As it falls off the line, the backyard comes into full view.
The air rushes from Orla’s lungs. A slim figure in a black jacket stands in the middle of the lawn.
The hood is pulled down over their eyes.
Wet tendrils of dark hair cling to the slender shoulders.
Orla’s body jerks back, clutching the wet blankets to her chest. The person also stands still, the rain splashing off the shoulders of their jacket. They waver slightly between the trees on the back edge of the lawn.
Orla blinks raindrops out of her eyes. She raises a hand from the blankets in a tentative wave. “Hello?” she tries to call out, but her voice comes out as a thin rasp.
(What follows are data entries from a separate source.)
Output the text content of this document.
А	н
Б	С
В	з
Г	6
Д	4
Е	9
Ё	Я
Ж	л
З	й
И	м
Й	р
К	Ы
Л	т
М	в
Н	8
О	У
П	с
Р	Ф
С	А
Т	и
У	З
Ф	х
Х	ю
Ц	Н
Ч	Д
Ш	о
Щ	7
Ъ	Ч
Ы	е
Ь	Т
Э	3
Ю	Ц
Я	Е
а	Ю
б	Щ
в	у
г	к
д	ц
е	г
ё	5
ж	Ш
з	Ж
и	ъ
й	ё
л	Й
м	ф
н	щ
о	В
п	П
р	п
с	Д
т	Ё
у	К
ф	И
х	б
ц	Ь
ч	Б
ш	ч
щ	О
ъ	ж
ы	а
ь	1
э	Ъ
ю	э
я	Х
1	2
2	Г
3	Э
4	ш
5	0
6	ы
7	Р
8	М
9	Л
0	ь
The figure moves suddenly, sending another shock through Orla’s system.
It’s a woman, Orla thinks, as she watches the black coat dart across the lawn and down toward the water, disappearing onto the slope of the beach.
Over the rain Orla can barely hear the engine of a boat starting up.
Now she breaks free from her trance, flailing and tripping over the soaking blankets as she races back into the house.
She leaves a trail of dirty wet footprints on the freshly mopped floors.
It is not until all the doors are bolted shut that she yanks the curtain aside, looking down over the bending branches toward the water.
But all she can see is an empty beach getting battered with waves and beyond it through the creeping mist, the almost invisible outline of the Rock.